2)     Environmental transformations in periods of political, social and economic change

How can researchers of today detect the patterns of continuity or discontinuity in the landforms, the past flora and fauna, the aquatic environments and the uses of natural resources in general in periods of war, social unrest or economic tensions? And more specifically, to what extent can we detect the ecological impacts of conquests and their long-term environmental legacies in the different “imperial” settings which characterized the Adriatic and the Eastern Mediterranean in the Early Modern period? This theme is an invitation to examine the local consequences of regional changes, such as one island, or locality becoming part of a new political entity. It could also encompass studies looking at forms of continuity and discontinuity in the knowledge that former and new administrators had of the local resources and their management.

3)     Connections between regional and local environmental transformations

This theme is open to various case-studies exploring the integration of local dynamics into broader regional trends. Between the two contrasting concepts of stability on the one hand and a thorough transformation on the other, a whole spectrum of possibilities and specificities can be delineated. Among others, how can we trace the spread of ecosystem management types, the diffusion of an agricultural technique or even the effect that transhumant herds had over the lands they crossed? Studies concerning sea and fresh-water fish, forest and grazing resources in particular could be examined here. These questions also prompt us to consider the understanding that historical actors had of possible uses of relevant natural resources and their limits. More generally, hypotheses and results linking different scales will be welcome, whether limited to the Adriatic, the Eastern Mediterranean, or including more distant connections.

The event will be organized by the University of Ljubljana and the study program Gouverner les Îles: Territoires, ressources et savoirs des sociétés insulaires en Méditerranée, in Slovenia, from June 29th-to July 1st, 2023.

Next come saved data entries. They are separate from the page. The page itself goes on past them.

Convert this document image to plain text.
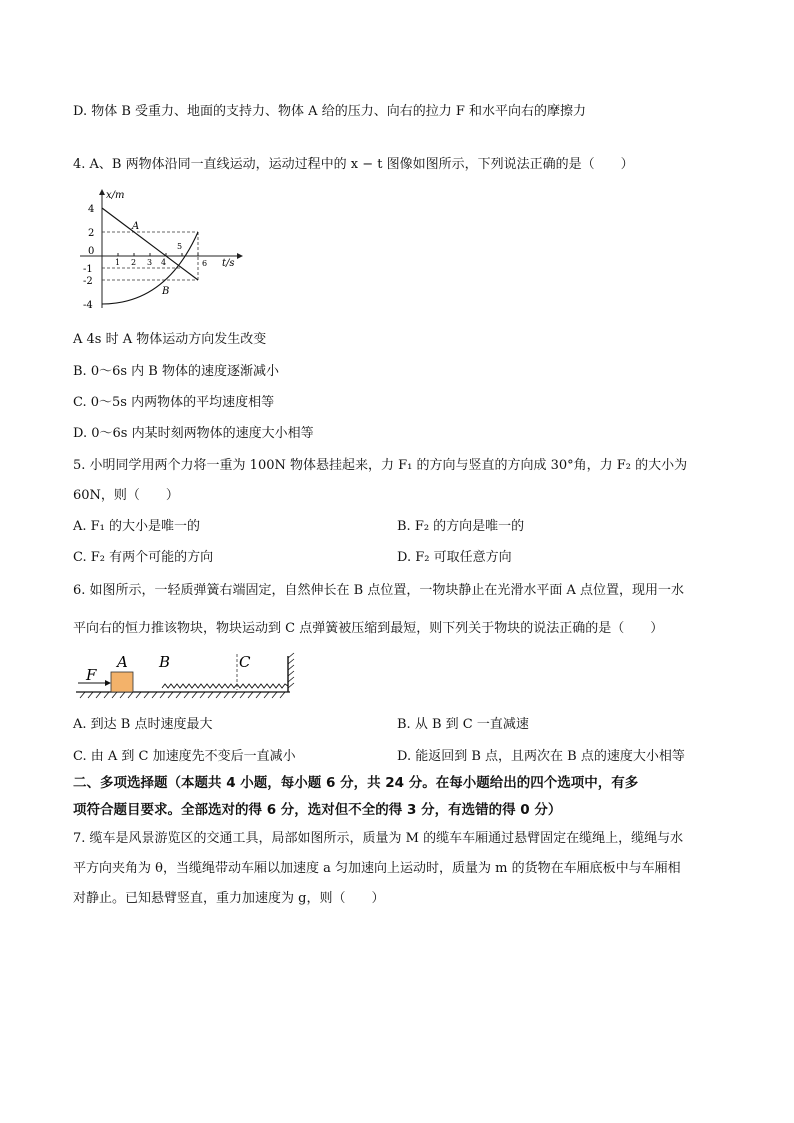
D. 物体 B 受重力、地面的支持力、物体 A 给的压力、向右的拉力 F 和水平向右的摩擦力
4. A、B 两物体沿同一直线运动，运动过程中的 x − t 图像如图所示，下列说法正确的是（　　）
x/m
t/s
4
2
0
-1
-2
-4
1 2 3 4
5
6
A
B
A 4s 时 A 物体运动方向发生改变
B. 0～6s 内 B 物体的速度逐渐减小
C. 0～5s 内两物体的平均速度相等
D. 0～6s 内某时刻两物体的速度大小相等
5. 小明同学用两个力将一重为 100N 物体悬挂起来，力 F₁ 的方向与竖直的方向成 30°角，力 F₂ 的大小为
60N，则（　　）
A. F₁ 的大小是唯一的	B. F₂ 的方向是唯一的
C. F₂ 有两个可能的方向	D. F₂ 可取任意方向
6. 如图所示，一轻质弹簧右端固定，自然伸长在 B 点位置，一物块静止在光滑水平面 A 点位置，现用一水
平向右的恒力推该物块，物块运动到 C 点弹簧被压缩到最短，则下列关于物块的说法正确的是（　　）
F
A B	C
A. 到达 B 点时速度最大	B. 从 B 到 C 一直减速
C. 由 A 到 C 加速度先不变后一直减小	D. 能返回到 B 点，且两次在 B 点的速度大小相等
二、多项选择题（本题共 4 小题，每小题 6 分，共 24 分。在每小题给出的四个选项中，有多
项符合题目要求。全部选对的得 6 分，选对但不全的得 3 分，有选错的得 0 分）
7. 缆车是风景游览区的交通工具，局部如图所示，质量为 M 的缆车车厢通过悬臂固定在缆绳上，缆绳与水
平方向夹角为 θ，当缆绳带动车厢以加速度 a 匀加速向上运动时，质量为 m 的货物在车厢底板中与车厢相
对静止。已知悬臂竖直，重力加速度为 g，则（　　）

  • It will include visits to Slovenian historical centers and archival fonds.
  • Participants will be invited to present a 25-min paper including their study data, documents or conceptual frameworks. Summaries will be circulated in advance.
  • Accommodation, food and excursion expenses will be provided for. Travel costs are expected to be covered by the participants’ institutions. A reduced number of optional travel grants will remain reserved for participants with no other funding option.

Submissions, limited to 1000 words, should be sent before March 31th, 2023 to paulineguena@hotmail.fr and ziga.zwitter@ff.uni-lj.si .

They should include: Name, surname, email address, university or current institution.

Applicants will be notified of the selection results by April 21st.

 

Scientific committee: Hayri Gökşin Özkoray (Aix-Marseille Université – TELEMMe), Mathieu Grenet (Université Champollion Albi), Pauline Guéna (CNRS-TELEMMe), Onur Inal (Universität Wien), Dušan Mlacović (University of Ljubljana, Faculty of Arts (humanities)), Milica Prokić (University of Glasgow), Solène Rivoal (Université Champollion Albi), Žiga Zwitter (University of Ljubljana, Faculty of Arts (humanities))

https://gouviles.hypotheses.org/

[1][1] E.g., John Haldon, Neil Roberts et alii, “The climate and environment of Byzantine Anatolia: integrating science, history and archaeology”, Journal of Interdisciplinary History 45-2, 2014, pp. 113-161; Adam Izdebski, Jordan Pickett, Neil Roberts, Tomasz Waliszewski, “The environmental, archaelogical and historical evidence for regional climatic changes and their societal impacts in the Eastern Mediterranean in Late Antiquity”, Quaternary Science Reviews, 136, 2016, pp. 189-208; Alan Mikhail (ed.), Water on sand: environmental histories of the Middle East and North Africa, Oxford University Press, 2013; Johannes Preiser-Kapeller, “A collapse of the Eastern Mediterranean? New results and theories on the interplay between climate and societies in Byzantium and the Near-East, ca 1000-1200 AD”, Jahrbuch der Österreichischen Byzantinistik, 65, 2015, pp. 195-242.